Inertial migration of a neutrally buoyant oblate spheroid in three-dimensional square duct poiseuille flows

Abstract

In this paper, the inertial migration of a single neutrally buoyant oblate spheroid in a square duct is investigated by multiple-relaxation-time lattice Boltzmann method. The spheroid’s aspect ratio AR=a/b=1/2, where a and b are the polar and equatorial radii of the spheroid, respectively, Reynolds number Re=UmH/ν=80 with Um, H and ν being the maximum velocity in the duct without the particle, height of the duct and the kinematic viscosity, respectively, and a blockage ratio 2b/H=0.277 is chosen to study the effects of initial position and initial orientation on the particle’s motion in detail.
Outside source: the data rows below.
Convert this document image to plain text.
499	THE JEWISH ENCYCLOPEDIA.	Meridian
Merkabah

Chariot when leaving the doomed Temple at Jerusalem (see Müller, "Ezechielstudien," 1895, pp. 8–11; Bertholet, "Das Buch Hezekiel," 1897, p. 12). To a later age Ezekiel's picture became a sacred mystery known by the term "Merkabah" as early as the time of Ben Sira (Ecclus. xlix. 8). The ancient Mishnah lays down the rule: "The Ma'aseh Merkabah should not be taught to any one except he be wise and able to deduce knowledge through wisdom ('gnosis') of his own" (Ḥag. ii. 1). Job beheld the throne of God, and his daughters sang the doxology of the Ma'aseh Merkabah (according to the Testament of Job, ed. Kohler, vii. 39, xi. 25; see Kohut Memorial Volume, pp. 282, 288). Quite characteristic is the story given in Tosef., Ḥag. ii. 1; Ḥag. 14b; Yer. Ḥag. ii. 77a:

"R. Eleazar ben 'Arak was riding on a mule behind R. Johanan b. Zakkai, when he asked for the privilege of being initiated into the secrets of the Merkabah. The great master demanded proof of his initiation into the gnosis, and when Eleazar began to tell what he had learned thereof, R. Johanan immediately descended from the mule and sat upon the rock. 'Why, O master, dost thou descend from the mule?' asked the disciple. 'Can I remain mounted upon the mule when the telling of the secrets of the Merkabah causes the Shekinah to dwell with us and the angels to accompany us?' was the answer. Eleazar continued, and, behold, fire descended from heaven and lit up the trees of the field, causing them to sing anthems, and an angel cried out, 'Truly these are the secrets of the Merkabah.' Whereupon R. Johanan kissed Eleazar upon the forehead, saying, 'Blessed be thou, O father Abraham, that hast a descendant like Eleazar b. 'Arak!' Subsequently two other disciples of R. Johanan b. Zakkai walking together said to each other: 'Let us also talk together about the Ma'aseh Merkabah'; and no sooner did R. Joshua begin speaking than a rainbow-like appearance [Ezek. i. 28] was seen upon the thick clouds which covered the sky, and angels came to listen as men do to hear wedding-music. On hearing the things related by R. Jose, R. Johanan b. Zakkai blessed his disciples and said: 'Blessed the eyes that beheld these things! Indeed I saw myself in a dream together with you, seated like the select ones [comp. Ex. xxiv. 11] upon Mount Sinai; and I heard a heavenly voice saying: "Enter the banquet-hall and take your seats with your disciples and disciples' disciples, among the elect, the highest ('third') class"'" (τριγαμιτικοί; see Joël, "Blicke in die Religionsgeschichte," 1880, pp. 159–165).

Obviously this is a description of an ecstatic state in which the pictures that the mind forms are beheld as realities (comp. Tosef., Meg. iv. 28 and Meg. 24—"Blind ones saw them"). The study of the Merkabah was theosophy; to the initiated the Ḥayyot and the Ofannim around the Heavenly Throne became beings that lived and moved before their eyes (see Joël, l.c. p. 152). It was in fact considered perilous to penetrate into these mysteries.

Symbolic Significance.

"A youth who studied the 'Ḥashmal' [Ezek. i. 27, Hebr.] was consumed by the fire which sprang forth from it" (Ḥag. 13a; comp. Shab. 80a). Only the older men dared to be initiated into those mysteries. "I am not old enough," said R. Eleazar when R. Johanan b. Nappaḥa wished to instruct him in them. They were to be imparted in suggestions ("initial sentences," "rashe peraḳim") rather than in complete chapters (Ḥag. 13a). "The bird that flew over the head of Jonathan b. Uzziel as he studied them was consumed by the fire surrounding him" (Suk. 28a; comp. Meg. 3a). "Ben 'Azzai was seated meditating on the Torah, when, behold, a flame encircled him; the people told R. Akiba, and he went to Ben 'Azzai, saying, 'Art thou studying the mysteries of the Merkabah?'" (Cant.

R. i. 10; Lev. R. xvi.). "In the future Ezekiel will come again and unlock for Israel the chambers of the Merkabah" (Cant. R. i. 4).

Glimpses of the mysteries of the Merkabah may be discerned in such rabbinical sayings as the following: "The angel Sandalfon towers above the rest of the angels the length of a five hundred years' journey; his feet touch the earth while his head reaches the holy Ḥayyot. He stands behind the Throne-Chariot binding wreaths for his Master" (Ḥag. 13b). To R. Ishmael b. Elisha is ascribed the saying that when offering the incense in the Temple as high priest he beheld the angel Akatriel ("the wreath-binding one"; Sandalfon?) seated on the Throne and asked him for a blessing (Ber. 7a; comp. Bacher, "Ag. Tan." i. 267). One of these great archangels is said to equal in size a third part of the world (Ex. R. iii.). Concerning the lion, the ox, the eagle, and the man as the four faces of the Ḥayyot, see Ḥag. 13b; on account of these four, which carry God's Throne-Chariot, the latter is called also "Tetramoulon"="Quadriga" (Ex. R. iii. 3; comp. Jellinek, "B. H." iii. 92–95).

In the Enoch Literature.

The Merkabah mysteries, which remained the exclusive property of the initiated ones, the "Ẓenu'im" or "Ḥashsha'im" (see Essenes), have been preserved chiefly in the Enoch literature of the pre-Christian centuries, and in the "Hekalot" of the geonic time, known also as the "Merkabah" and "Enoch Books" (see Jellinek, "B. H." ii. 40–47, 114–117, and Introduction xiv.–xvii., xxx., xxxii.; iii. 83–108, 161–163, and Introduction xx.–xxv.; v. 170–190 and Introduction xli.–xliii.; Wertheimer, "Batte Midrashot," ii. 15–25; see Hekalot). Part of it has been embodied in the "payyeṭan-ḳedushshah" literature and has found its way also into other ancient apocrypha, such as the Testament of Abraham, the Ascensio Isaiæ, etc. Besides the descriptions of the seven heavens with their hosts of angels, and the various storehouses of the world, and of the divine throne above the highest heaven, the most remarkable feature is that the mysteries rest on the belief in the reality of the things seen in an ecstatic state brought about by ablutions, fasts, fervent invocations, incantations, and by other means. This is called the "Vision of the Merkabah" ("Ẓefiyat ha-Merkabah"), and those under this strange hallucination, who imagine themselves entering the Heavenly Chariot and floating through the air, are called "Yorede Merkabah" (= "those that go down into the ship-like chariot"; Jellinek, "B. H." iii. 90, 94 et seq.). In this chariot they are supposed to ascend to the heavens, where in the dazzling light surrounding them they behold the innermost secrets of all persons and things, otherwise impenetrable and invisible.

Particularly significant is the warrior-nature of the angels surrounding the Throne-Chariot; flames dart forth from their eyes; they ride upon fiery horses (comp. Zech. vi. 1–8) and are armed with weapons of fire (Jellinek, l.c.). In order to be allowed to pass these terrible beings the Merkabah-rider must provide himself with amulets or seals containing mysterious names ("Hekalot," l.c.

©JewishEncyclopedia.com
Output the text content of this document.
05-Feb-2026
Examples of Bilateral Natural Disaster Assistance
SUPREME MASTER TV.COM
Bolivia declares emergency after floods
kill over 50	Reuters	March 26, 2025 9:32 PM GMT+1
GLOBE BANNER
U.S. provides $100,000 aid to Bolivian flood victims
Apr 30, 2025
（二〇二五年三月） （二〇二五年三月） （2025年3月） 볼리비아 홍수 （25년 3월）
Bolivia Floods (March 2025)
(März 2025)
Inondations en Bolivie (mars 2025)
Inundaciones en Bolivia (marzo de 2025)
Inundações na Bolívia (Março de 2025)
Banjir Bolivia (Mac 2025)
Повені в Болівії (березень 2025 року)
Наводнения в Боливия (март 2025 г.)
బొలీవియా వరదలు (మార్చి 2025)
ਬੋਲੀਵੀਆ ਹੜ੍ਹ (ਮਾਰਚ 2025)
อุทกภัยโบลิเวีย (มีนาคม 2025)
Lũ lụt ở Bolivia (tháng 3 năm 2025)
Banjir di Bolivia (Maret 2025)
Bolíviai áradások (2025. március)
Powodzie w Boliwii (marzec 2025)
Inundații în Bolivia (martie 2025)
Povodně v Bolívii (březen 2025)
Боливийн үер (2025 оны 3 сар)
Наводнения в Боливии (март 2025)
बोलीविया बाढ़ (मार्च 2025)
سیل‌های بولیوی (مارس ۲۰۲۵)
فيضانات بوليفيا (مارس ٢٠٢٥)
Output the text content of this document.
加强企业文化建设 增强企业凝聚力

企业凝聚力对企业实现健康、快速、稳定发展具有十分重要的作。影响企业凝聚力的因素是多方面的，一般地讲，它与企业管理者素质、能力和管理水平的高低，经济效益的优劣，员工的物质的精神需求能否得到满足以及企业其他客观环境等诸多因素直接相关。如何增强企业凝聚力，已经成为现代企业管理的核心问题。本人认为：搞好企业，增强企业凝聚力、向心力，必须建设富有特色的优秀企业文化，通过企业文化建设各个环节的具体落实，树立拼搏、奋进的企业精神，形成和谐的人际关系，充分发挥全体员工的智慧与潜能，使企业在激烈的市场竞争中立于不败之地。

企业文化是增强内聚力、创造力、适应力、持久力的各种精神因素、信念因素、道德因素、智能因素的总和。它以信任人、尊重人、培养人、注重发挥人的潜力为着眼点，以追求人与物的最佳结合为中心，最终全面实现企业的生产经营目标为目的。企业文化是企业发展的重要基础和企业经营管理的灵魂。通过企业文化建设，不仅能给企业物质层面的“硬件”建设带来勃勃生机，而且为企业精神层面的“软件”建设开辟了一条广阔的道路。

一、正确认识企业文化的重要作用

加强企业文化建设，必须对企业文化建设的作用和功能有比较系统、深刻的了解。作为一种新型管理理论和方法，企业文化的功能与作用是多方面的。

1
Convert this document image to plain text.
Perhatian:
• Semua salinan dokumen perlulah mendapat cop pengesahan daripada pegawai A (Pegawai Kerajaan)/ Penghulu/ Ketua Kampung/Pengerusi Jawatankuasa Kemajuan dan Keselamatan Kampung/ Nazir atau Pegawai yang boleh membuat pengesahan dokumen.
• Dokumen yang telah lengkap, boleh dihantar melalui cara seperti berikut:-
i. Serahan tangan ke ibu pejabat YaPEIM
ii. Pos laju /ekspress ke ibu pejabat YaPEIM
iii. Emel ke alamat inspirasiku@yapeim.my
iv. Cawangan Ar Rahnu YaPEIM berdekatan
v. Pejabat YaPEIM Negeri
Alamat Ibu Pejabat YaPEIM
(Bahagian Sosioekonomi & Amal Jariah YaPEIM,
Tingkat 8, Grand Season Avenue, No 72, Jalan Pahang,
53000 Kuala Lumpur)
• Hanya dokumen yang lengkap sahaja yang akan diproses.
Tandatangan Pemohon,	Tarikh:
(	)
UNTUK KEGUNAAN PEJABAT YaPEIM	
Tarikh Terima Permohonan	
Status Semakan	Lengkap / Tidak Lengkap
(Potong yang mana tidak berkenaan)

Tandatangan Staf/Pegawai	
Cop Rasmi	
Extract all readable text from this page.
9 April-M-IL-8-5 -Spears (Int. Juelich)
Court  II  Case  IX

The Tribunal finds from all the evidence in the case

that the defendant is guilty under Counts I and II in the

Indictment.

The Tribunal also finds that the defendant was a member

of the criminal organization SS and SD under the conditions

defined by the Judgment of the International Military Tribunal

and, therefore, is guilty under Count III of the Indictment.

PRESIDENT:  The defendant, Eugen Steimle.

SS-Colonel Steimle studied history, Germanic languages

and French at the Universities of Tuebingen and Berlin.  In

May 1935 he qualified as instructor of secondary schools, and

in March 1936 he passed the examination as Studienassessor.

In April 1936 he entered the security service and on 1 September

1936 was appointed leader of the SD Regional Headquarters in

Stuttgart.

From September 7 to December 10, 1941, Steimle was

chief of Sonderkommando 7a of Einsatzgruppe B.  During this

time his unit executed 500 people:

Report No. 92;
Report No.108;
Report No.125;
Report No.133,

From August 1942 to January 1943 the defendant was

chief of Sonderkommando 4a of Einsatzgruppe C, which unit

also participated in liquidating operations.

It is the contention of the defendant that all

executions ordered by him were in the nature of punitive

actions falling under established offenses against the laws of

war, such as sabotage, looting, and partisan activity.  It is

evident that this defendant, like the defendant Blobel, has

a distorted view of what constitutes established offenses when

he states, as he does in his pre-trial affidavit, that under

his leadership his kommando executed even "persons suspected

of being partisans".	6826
Our results show that the lateral trajectory and final motion, to some extent, depend on the spheroid’s initial position and orientation. In addition to the general log-rolling (LR) mode, which was previously reported by Lashgari et al. (2017), the spheroid can also exhibit a tumbling (TU) mode, where its polar axis rotates in the central streamwise–wall-normal plane, and an inclined log-rolling (ILR) mode, where it rotates in the diagonal plane with the polar axis being perpendicular to the plane, when its initial position and orientation are well specified. With the Reynolds number increased to 160, the ILR mode disappears while the TU and LR modes persist. If AR decreases to 1/3 while keeping the particle’s volume fixed, all three modes persist at Re=80, and the particle migrates closer to the duct center at the final equilibrium state with decreasing AR for all three different modes.